(Unique Leader Records, 2014)
1. In My Land I Was A Snake
2. The Somber Empire
3. Cobra Verde
4. Salt In The Martyr’s Tear
5. Sinister And Demented
6. Desolation Within
7. The Alonest Of The Alone
8. Adjinakou
9. The Last and Only Son
Attivi dal 2007 e formatisi in Norvegia, seppur italiani in tutto e per tutto, gli Hideous Divinity cercano con il disco qui trattato una nuova (definitiva?) conferma a distanza di due anni dal debut Obeisance Rising. Una parola sull’ottima fattura di questa seconda prova è necessaria anche in fase di introduzione: siamo infatti davanti ad un album notevole, specialmente se preso in considerazione il periodo decisamente prolifico di uscite affini.
La complessità della proposta della band è evidente fin dall’opener “In my land I was a snake”. L’assalto diretto all’ascoltatore da parte dei deathsters laziali è completo, d’impatto sicuro così come difficilmente concepibile al primo ascolto, e soprattutto magistralmente eseguito.

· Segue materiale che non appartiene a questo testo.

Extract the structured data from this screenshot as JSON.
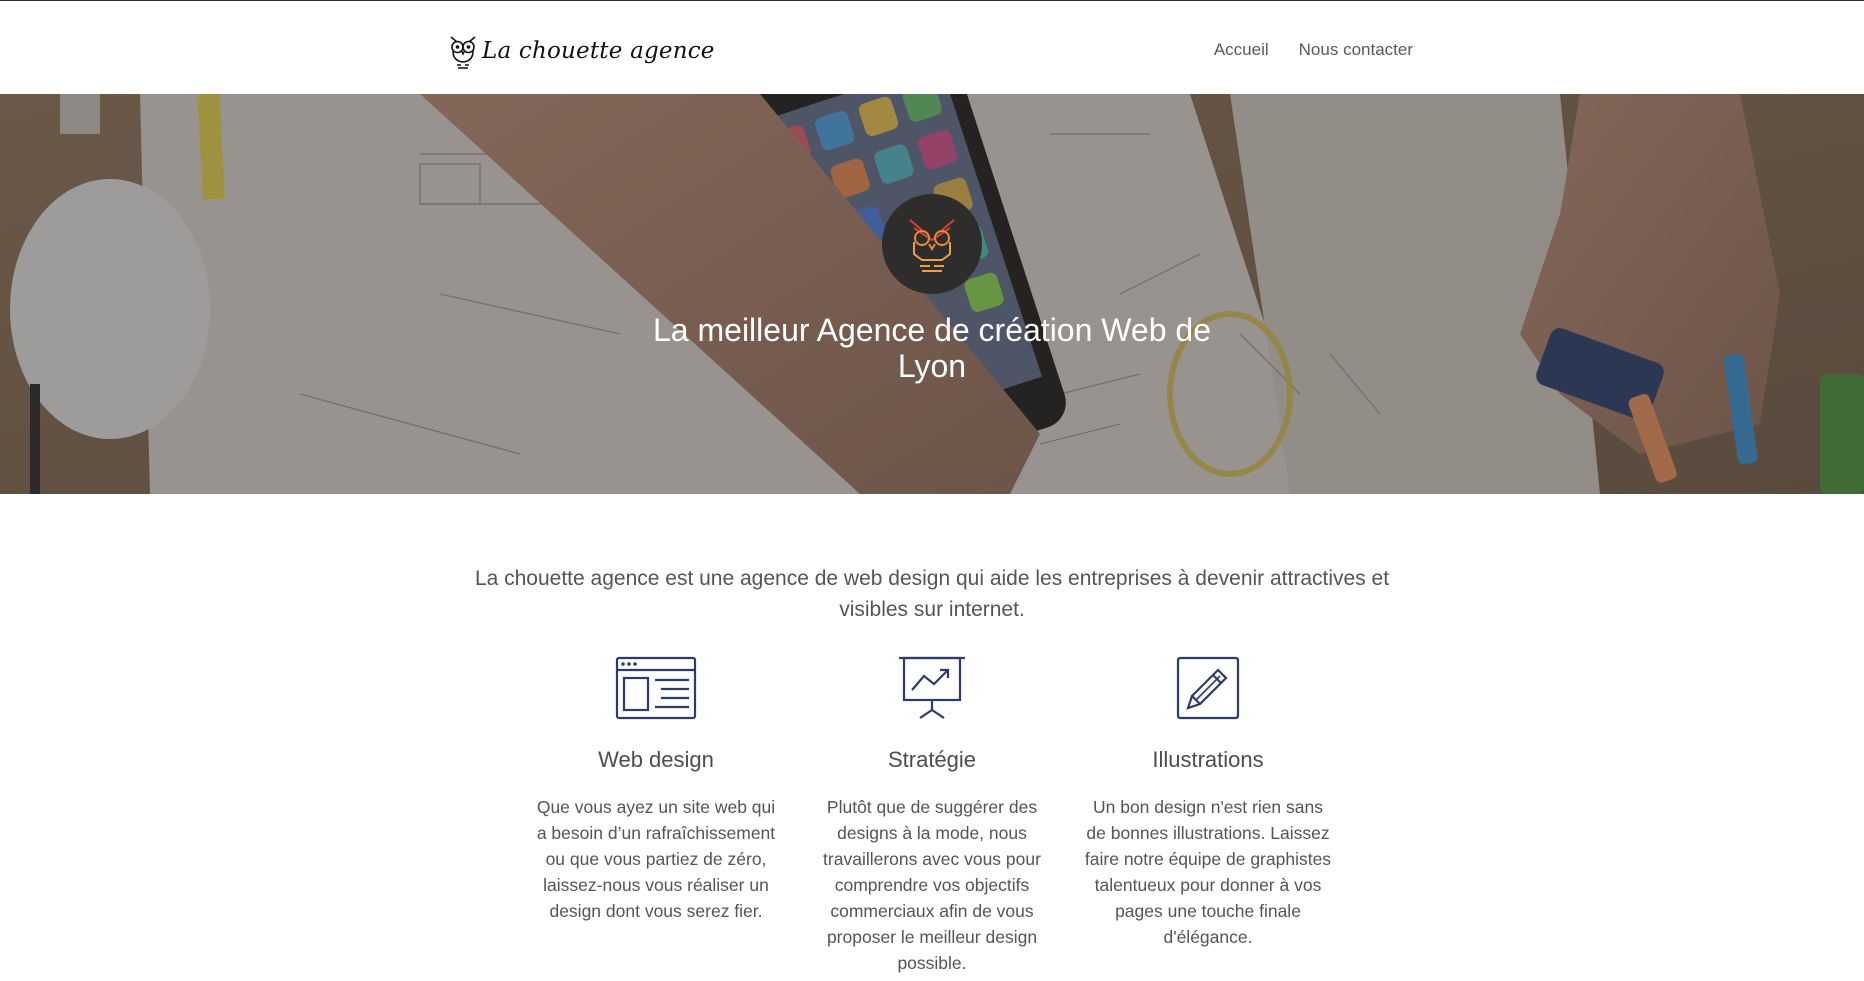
{
  "header": {
    "brand_name": "La chouette agence",
    "nav": [
      {
        "label": "Accueil"
      },
      {
        "label": "Nous contacter"
      }
    ]
  },
  "hero": {
    "title": "La meilleur Agence de création Web de Lyon"
  },
  "intro": {
    "text": "La chouette agence est une agence de web design qui aide les entreprises à devenir attractives et visibles sur internet."
  },
  "services": [
    {
      "icon": "browser-window-icon",
      "title": "Web design",
      "text": "Que vous ayez un site web qui a besoin d’un rafraîchissement ou que vous partiez de zéro, laissez-nous vous réaliser un design dont vous serez fier."
    },
    {
      "icon": "presentation-chart-icon",
      "title": "Stratégie",
      "text": "Plutôt que de suggérer des designs à la mode, nous travaillerons avec vous pour comprendre vos objectifs commerciaux afin de vous proposer le meilleur design possible."
    },
    {
      "icon": "pencil-icon",
      "title": "Illustrations",
      "text": "Un bon design n'est rien sans de bonnes illustrations. Laissez faire notre équipe de graphistes talentueux pour donner à vos pages une touche finale d'élégance."
    }
  ],
  "colors": {
    "icon_navy": "#2f3a6b",
    "text_gray": "#555555",
    "badge_dark": "#2e2d2c",
    "owl_orange": "#e58a3a",
    "owl_red": "#d4403a"
  }
}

La formazione trova la sua piena espressione in questo secondo full-length in un songwriting fatto di strutture contorte composte da passaggi massicci ed imprevedibili, uniti con una naturalezza che non è rischioso definire rara nel panorama (technical) death metal contemporaneo. Ed è proprio la ricchezza insita in questo alternarsi di passaggi a fare la fortuna di Cobra Verde: un disco che, nella sua assoluta non-accondiscendenza, rimane ricerca costante di un modo nuovo di esprimere un concetto comune a tutte le nove tracce, nel contempo contemplando a livello concettuale l’esplorazione dei meandri più oscuri dell’animo umano. Le interessanti liriche si soffermano particolarmente sul senso di schiavitù e solitudine, ispirandosi questa volta alla produzione cinematografica datata 1987 che dà il nome all’album.
Dal lato più freddamente tecnico è invece impossibile non elogiare o quantomeno riconoscere l’estrema competenza di ciascuno dei membri della formazione: le chitarre di Enrico Schettino (ex Hour of Penance) e Antonio Poletti (ex Novembre) alternano sciabolate al cardiopalma a riff pesanti come macigni nei frequenti rallentamenti, maggiori contributori all’ulteriore appesantimento della già opprimente atmosfera generale dell’album. La sezione ritmica di Giulio Galati e Stefano Franceschini è principale artefice della complessità strutturale dei brani, sorretti da un’ossatura intricata ed incredibilmente robusta. Ottima è anche la prestazione vocale di Enrico Di Lorenzo, che alterna un growl gutturale ma mai troppo grave ad uno scream energico; da segnalare l’intreccio di vocals tra il precedentemente citato Di Lorenzo ed il ben noto Dallas Toler-Wade dei colossi Nile in “The Alonest of The Alone”, settima traccia del platter. Valore aggiunto è poi rappresentato dall’ottima produzione che riesce perfettamente nel (difficile) obiettivo di lasciare il giusto spazio ad ogni strumento così come alla voce.
Sommariamente, Cobra Verde si configura come un disco maturo, completo ed eccezionalmente solido, con il quale i nostrani Hideous Divinity guadagnano un posto di diritto nell’ultimamente sempre più affollato scenario tech/ brutal death moderno. E’ legittimo in questo caso parlare di consacrazione: sicuramente c’è poco di cui dubitare riguardo al futuro della formazione autrice di ciò che ora può ben essere considerato uno degli highlight del genere tutto in questi ultimi anni.